# seblst verbindende Programme



## Felix (26. Sep 2004)

Hi,
ich will ein Chatprogramm programmieren, das keinen Chat Server braucht.
Ich hab bloß keine Ahnung wie ich das anstellen soll. Ich hab nur mal gehört, dass so etwas funktioniert (zum Beispiel bei Kaaza soll es so funktioniert haben).
Habt ihr eine Ahnung, wie ich anfangen soll?

MFG
Felix


----------



## Icewind (26. Sep 2004)

hm naja kazaa wird auch nicht ohne server funktionieren weil wie sollte der clienjt sonst wissen welche ip andere clients haben???

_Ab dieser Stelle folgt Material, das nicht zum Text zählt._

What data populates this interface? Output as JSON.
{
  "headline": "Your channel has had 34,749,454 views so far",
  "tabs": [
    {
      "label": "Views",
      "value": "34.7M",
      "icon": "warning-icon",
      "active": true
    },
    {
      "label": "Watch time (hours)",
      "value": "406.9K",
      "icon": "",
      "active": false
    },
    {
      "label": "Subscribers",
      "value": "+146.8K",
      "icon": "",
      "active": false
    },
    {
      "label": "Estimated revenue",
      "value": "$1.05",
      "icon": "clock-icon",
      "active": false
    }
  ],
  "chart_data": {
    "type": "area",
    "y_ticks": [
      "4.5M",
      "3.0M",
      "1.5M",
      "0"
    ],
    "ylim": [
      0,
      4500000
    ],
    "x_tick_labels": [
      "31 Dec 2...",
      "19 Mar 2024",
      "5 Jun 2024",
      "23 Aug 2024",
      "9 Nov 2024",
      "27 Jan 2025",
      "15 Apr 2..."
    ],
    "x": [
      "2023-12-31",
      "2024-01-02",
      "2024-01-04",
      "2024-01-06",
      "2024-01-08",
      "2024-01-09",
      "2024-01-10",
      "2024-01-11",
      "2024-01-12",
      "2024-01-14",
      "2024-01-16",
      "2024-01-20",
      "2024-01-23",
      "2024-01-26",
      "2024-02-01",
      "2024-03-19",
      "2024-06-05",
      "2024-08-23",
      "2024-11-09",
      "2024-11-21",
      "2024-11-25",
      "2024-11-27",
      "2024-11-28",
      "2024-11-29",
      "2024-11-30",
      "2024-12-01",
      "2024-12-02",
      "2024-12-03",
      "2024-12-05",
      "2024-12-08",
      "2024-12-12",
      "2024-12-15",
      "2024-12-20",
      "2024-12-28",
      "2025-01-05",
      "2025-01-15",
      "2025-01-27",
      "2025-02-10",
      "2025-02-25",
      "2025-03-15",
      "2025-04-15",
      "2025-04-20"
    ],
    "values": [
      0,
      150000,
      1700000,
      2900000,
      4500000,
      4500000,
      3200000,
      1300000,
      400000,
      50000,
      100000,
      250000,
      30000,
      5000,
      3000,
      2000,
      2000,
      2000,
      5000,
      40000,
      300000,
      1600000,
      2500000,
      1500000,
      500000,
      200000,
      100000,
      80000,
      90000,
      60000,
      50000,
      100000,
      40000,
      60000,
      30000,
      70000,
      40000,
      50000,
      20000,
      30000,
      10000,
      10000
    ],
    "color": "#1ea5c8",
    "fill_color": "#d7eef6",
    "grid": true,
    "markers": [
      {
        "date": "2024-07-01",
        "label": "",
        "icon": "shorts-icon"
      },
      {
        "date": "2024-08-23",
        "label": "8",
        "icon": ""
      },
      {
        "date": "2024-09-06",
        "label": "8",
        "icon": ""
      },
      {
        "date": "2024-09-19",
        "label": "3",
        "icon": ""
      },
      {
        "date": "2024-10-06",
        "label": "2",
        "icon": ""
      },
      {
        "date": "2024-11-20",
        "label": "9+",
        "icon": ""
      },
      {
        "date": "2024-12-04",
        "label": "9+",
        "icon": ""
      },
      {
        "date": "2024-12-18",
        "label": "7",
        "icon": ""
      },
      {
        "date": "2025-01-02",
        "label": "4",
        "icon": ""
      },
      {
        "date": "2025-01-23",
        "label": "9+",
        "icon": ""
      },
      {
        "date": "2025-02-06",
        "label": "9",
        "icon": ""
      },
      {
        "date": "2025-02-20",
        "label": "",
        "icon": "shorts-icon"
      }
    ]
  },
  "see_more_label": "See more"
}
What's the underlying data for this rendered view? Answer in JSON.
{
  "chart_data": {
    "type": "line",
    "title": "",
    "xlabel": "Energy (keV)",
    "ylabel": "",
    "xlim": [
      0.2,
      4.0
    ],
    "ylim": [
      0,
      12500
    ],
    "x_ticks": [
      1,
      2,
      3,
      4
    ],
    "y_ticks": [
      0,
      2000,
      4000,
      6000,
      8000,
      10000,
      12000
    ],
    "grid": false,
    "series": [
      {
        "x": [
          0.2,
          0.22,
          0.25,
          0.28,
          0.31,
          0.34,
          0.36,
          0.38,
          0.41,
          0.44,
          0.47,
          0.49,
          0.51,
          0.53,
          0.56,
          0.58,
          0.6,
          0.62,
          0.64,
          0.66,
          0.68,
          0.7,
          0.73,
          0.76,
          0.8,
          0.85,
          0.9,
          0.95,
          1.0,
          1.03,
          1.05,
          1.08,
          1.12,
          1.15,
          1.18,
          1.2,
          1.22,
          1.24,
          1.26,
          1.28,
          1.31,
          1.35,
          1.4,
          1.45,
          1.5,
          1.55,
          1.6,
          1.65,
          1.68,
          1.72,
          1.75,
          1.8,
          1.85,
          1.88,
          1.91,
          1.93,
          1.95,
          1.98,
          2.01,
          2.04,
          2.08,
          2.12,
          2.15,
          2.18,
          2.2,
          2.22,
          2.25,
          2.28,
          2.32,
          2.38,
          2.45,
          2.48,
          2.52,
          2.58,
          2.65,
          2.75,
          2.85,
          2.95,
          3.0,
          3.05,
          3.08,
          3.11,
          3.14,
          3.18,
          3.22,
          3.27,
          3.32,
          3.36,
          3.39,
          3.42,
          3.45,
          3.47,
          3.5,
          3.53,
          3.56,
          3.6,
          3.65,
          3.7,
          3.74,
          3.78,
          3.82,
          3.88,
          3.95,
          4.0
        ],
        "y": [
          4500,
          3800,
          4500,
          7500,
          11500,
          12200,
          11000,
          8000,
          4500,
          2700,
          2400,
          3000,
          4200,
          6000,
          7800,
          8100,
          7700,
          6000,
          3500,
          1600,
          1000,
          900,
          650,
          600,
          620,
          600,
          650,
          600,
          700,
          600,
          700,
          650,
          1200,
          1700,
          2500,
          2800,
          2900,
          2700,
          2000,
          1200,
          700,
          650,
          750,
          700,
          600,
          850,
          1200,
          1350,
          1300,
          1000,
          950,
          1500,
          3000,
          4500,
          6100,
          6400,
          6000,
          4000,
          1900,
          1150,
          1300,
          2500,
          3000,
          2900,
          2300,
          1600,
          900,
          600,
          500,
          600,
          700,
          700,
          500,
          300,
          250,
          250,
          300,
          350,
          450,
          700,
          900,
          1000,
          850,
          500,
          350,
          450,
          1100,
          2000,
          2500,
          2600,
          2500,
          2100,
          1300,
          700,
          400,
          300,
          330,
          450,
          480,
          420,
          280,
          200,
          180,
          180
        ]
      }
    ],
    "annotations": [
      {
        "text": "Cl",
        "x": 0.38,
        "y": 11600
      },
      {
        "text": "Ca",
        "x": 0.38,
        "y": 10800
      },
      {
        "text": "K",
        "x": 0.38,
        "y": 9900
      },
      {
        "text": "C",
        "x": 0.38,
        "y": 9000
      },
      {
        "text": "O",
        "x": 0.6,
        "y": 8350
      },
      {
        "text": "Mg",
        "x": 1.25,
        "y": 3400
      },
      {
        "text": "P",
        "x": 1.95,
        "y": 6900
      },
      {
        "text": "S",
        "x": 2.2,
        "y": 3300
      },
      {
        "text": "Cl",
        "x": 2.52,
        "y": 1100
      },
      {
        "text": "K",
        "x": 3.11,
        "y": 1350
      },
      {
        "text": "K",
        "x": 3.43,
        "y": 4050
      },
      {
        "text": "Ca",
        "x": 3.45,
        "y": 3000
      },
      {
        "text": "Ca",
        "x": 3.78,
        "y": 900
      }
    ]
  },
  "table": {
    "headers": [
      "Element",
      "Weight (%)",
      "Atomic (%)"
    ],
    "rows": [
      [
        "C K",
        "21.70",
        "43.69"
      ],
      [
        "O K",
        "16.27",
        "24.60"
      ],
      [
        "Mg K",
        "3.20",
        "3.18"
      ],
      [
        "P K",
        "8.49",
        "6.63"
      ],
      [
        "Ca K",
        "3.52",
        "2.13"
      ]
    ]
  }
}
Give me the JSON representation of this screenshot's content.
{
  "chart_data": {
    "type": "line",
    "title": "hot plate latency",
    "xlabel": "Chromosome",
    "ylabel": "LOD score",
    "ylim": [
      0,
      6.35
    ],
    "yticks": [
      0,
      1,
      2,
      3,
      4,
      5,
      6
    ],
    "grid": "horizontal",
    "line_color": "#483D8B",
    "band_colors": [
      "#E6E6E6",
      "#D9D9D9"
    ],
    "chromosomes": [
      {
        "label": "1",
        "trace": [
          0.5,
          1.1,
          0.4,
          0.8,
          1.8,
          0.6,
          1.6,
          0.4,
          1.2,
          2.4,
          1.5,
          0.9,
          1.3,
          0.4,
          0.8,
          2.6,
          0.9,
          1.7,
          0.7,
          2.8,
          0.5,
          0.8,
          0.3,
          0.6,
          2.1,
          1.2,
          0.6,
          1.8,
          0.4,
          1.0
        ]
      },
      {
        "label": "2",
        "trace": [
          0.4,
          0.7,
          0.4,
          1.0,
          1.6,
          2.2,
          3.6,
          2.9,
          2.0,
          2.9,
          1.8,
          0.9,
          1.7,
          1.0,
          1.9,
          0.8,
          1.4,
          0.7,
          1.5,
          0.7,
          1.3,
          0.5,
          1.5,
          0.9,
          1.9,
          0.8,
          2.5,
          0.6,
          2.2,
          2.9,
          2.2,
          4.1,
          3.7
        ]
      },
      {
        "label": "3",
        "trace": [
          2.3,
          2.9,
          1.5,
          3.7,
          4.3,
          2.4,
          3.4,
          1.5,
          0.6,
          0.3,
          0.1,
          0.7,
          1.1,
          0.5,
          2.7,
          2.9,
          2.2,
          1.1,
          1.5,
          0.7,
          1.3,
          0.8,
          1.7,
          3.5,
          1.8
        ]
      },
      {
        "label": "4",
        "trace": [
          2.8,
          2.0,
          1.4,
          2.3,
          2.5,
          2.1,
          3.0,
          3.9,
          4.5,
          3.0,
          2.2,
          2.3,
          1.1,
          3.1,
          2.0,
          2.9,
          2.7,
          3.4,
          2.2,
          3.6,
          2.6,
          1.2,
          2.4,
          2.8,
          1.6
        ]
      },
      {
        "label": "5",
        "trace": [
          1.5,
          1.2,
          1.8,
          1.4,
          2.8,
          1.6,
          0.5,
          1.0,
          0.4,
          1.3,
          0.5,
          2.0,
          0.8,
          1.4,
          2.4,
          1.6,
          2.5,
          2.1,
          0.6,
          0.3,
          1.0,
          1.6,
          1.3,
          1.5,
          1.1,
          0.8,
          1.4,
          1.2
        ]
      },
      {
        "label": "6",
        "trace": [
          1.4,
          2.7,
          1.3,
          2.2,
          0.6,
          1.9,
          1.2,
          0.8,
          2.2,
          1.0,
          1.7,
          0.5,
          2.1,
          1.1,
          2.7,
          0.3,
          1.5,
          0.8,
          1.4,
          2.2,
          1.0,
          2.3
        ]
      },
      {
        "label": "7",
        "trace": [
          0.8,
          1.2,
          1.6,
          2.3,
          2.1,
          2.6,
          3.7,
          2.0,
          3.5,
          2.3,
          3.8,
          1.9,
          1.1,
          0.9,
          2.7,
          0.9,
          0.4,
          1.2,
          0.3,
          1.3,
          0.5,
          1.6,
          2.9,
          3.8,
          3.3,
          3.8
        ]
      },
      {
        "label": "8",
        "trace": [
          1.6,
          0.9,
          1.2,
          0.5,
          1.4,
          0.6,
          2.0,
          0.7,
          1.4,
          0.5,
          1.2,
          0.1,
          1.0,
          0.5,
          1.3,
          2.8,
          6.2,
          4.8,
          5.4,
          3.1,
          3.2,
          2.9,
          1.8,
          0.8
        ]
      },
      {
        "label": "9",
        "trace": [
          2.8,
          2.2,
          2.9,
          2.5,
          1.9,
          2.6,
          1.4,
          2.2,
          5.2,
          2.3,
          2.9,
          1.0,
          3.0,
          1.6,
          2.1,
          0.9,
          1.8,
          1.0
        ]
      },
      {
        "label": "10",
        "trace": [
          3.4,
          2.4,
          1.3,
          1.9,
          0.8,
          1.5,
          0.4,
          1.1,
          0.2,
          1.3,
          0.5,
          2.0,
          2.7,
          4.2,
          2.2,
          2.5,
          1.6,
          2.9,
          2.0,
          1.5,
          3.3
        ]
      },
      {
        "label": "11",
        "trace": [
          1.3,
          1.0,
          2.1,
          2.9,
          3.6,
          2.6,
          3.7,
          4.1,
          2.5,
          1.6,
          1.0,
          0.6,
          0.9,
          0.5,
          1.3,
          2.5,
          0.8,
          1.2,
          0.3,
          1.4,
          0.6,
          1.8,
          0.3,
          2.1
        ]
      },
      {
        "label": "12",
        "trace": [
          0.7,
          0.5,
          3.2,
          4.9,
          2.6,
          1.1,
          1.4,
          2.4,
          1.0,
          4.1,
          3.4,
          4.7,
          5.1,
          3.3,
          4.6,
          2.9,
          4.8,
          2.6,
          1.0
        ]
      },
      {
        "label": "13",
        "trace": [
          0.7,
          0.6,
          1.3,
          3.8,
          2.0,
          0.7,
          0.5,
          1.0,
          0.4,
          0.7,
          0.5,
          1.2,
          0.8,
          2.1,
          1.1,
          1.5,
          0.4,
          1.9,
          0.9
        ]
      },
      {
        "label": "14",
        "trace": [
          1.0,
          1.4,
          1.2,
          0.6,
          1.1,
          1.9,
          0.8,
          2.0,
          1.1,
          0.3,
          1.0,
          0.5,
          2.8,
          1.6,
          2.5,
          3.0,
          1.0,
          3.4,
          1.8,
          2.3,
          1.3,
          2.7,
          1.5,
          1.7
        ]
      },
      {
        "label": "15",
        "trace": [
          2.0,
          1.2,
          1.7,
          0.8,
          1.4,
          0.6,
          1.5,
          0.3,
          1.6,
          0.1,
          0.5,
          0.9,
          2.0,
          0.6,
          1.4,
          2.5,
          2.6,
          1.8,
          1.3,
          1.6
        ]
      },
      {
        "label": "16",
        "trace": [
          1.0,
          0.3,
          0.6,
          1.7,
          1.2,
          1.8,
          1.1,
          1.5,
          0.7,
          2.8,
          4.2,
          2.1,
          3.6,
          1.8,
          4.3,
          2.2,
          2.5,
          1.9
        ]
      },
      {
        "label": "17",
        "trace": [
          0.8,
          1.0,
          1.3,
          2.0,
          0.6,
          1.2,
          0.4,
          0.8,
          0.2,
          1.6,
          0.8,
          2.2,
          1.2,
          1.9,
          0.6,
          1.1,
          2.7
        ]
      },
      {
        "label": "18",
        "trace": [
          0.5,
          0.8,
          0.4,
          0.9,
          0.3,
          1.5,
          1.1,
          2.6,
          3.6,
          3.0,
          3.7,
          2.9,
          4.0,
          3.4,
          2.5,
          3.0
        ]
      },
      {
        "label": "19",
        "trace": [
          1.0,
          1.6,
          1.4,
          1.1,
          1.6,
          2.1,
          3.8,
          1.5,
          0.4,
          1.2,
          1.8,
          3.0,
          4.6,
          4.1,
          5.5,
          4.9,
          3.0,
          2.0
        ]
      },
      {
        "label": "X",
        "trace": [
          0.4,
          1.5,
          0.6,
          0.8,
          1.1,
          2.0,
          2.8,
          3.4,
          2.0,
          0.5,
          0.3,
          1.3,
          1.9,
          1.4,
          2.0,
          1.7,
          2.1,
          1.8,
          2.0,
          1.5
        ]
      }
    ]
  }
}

naja gehen würde das nur wenn einer der chatteilnehmer in seinem client einen server aufmachen würde dann müssten alle anderen chatteilnehmer nur noch zu seiner ip verbinden aber ganz ohne server gehts nicht... (so weit ich weis)


----------



## Felix (26. Sep 2004)

Ich hab mal einen Bericht darüber gelesen, das es so schwer ist Kazza zu vernichten, weil es keinen Server besitzt. Ich hab auch keine Ahnung wie das funktionieren soll....
Kann auch sein, dass ich fehlinformiert bin.....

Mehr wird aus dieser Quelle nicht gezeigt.